Cartão postal do bioma na porção mato-grossense vive degradação anunciada e gradual desde que barragem local foi destruída, quadro agravado por estiagem
Maior baía do Pantanal está secando
Uma seca sem precedentes está fazendo com que as águas da Baía Chacororé, em Barão de Melgaço (a 133 Km de Cuiabá), a maior do Pantanal, aos poucos cedam lugar a um solo rachado de lembrar o sertão. Há dois meses, a situação tem ficado mais desoladora para moradores do entorno da baía por tratar-se de um cenário de seca que remete a uma estiagem muito mais intensa do que as sazonais, que sempre acometem o Pantanal em seu ciclo natural. As águas nunca estiveram tão longe do que deveria ser suas margens. É o pior retrato em 40 anos.
As medições do nível da água no local, feitas desde 1969, mostram que a pior seca registrada tinha sido em 1970, quando o nível da água estava em 1,34 m. Naquele ano, a estiagem assolou a região em setembro e as chuvas só vieram em dezembro. Hoje, a régua limnimétrica marca espantosos 0,34 m (a média histórica é 1,66 m), conta o professor Rubem Mauro Palma de Moura, da Engenharia Sanitária da Universidade Federal de Mato Grosso (UFMT) e morador da região. Tendo em vista a demora das chuvas neste ano, ele é taxativo ao interpretar os números do que é considerado um cartão-postal: “Hoje este é um cenário morto”.
Não é exagero, e sobram provas disso. Como o fato de que, hoje, a água se limita a uma porção longe dos 10 mil hectares que a baía atinge nas cheias (maior que a baía de Guanabara, no Rio de Janeiro). O fato de que o deck onde Moura pescava agora faz sombra para carneiros, a centenas de metros da água restante. Também o fato de que a pequena Ilha do Caco, conhecida pela presença de artefatos indígenas antigos, hoje não tem mais como ser chamada de ilha no meio da baía. Ou o fato de que a reportagem andou a pé numa extensão que já chegou a ser coberta por 2,5 metros de água, tropeçando em carcaças de peixes, caranguejos secos, conchas e crânios de jacarés.
“Nunca vi isso aqui desse jeito”, lamenta o caseiro Vilmar Aymoré, 50, que trabalha na região. Ele mostra a dimensão do problema mencionando que nem o gado pantaneiro tem se acomodado no que costumava ser as regiões mais fundas da baía nos períodos de cheia. Diz que a pouca água restante, barrenta, não dá 0,5 m.
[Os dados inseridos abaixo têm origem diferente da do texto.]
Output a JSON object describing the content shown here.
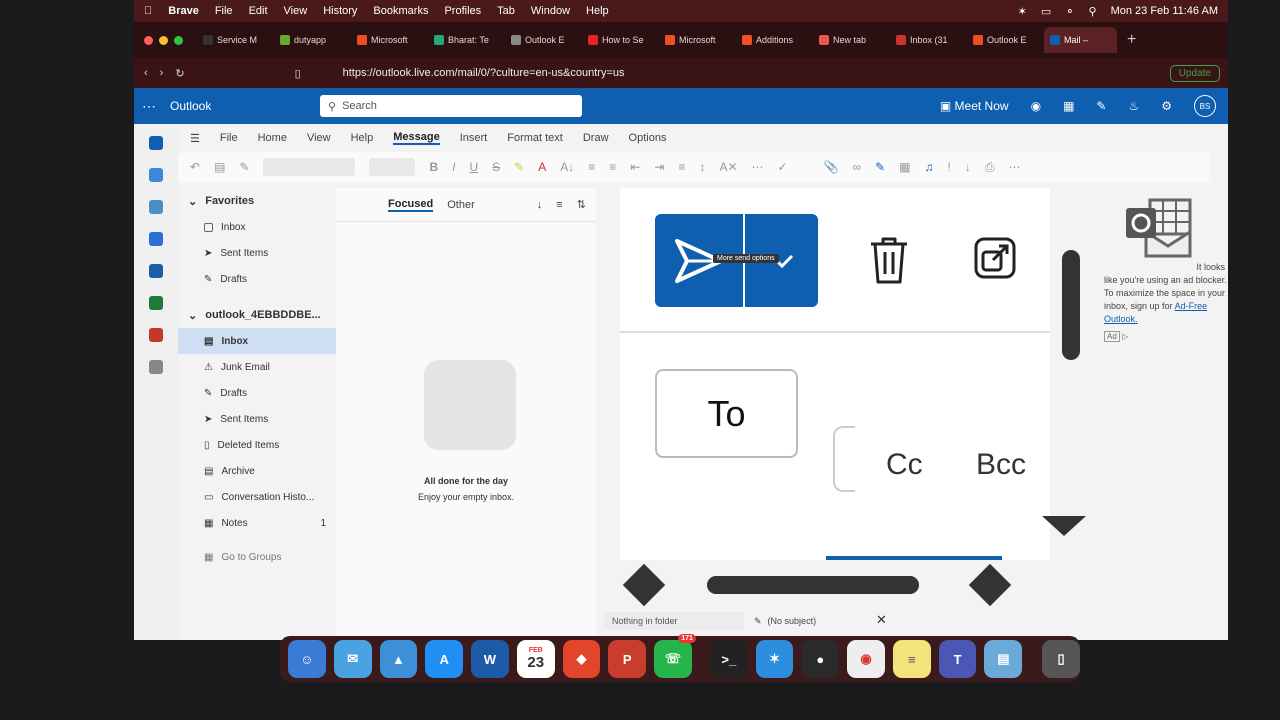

Canoa só passa “arrastando”.
“Mas não tem conserto, não?”, pergunta-se o pantaneiro Orlindo Pereira da Silva, 48, intrigado com as pegadas de gado, carneiros, cavalos e capivaras na terra rachada – com o horizonte esfumaçado ao fundo.
APELO - A explicação é que tamanha seca é nada menos que uma “tragédia anunciada”, com impactos diretos na biodiversidade e na economia da região, segundo Moura (ver matéria). Ele já estudou a dinâmica da região e viu outros momentos de seca, mas explica que a situação atual já poderia ter sido prevista nos últimos dois anos por conta da gradual destruição de uma barragem feita de pedras entre as baías Chacororé e Siá Mariana, outro cartão-postal da região. A barragem servia para manter o nível das águas, cujo fluxo é de Chacororé para Siá Mariana, mas está sendo depredada por pescadores profissionais.
Outro fator é o fechamento dos corixos (canais que interligam baías e rios) que levavam a água até Chacororé. Hoje, apenas um deles não foi fechado, o que é um crime para a dinâmica pantaneira, segundo Moura. Ele aponta que os possíveis interessados nesta situação seriam pescadores profissionais, pois o peixe fica mais fácil de ser pego quando concentrado numa pequena área ainda alagada, e os criadores de gado, pois o local é uma potencial área de pastagem.
Moura acredita que o governo não vislumbra ainda a dimensão do problema e apela para que as autoridades tomem providências urgentes (ver matéria). Sem contar o fato de que o local é um dos ambientes pantaneiros mais próximos a Cuiabá, um potencial turístico com risco de ser jogado fora. Ele teme que a situação piore em setembro, para quando as previsões de chuva são as mais desanimadoras possíveis. “Vai ser a catástrofe”.